REGGIO EMILIA – Il passaggio da “sezione” a “centro operativo” non è solo un avanzamento formale: è un salto di qualità sostanziale, perché significa avere a disposizione più uomini e più mezzi. E quando si parla di uomini e mezzi della Dia, la Direzione investigativa antimafia, vuol dire anche che Bologna è stato ufficialmente riconosciuto come distretto in cui la lotta alla criminalità organizzata è qualcosa di profondo e di necessario, da far progredire ancora. In quest’area, Reggio Emilia dal 2015 in poi non solo per gli investigatori ma anche per i tribunali è diventato il territorio fulcro di una ‘ndrangheta non più militare ma imprenditrice.
Il procuratore generale reggente di Bologna Lucia Musti poche settimane fa, inaugurando l’anno giudiziario, aveva invocato maggior rispetto per l’Emilia Romagna in termini di risorse, e oggi parla di un giusto riconoscimento.
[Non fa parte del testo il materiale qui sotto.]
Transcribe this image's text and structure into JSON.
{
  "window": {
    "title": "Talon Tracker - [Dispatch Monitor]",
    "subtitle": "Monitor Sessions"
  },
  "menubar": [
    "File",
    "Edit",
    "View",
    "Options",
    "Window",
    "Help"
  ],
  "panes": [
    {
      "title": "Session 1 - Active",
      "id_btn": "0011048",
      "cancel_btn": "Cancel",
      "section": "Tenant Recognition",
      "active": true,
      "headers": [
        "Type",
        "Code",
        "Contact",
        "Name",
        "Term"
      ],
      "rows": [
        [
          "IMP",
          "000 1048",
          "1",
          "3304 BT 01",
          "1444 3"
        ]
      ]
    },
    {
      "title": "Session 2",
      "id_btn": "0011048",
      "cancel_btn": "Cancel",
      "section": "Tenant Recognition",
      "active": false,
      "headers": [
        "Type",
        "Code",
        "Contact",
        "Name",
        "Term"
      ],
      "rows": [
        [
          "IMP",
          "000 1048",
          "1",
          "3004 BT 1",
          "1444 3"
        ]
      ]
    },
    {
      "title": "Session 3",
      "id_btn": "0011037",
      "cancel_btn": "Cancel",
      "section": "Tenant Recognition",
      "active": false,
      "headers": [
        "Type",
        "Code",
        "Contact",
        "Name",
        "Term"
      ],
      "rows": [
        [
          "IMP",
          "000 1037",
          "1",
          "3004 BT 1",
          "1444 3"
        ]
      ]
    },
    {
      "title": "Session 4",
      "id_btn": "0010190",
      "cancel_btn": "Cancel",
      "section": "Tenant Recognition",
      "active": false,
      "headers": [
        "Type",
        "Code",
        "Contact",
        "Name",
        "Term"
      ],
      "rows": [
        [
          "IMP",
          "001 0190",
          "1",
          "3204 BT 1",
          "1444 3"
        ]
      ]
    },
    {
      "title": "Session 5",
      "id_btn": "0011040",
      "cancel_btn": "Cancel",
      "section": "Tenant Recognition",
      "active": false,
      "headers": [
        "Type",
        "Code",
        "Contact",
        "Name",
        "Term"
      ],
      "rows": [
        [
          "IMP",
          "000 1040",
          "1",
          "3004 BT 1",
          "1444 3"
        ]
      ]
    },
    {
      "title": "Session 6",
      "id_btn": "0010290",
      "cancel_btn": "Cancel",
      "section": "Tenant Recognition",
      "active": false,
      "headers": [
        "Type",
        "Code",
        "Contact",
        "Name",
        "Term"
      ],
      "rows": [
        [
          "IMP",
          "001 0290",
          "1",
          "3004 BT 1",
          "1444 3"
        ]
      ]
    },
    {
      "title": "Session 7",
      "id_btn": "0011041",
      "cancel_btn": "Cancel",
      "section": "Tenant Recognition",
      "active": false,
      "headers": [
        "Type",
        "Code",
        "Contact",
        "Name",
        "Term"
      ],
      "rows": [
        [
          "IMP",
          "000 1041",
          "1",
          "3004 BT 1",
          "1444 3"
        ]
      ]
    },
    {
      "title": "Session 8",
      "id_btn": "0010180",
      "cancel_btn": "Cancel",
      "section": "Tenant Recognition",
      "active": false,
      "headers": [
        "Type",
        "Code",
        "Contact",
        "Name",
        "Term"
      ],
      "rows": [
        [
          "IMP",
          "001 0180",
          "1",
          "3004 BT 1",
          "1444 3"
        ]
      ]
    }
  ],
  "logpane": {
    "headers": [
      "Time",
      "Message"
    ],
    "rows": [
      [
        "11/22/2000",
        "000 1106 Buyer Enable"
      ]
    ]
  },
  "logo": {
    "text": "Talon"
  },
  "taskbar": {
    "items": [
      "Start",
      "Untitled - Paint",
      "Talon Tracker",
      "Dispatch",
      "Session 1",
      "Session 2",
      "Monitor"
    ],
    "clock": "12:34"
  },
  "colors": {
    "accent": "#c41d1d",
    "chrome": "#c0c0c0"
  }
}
L’elevazione da sezione a centro è avvenuta in contemporanea con l’inaugurazione delle sedi Dia a Brescia e Catanzaro e di patrimoni ha parlato anche il ministro degli Interni Matteo Piantedosi, presente in Calabria: “Il sistema di prevenzione patrimoniale utilizzato per combattere la criminalità organizzata sarà rafforzato in vista dell’importante sfida dell’attuazione del Pnrr che è molto importante per il nostro Paese – ha detto – Il modello ordinamentale italiano contro la criminalità organizzata non ha eguali al mondo”.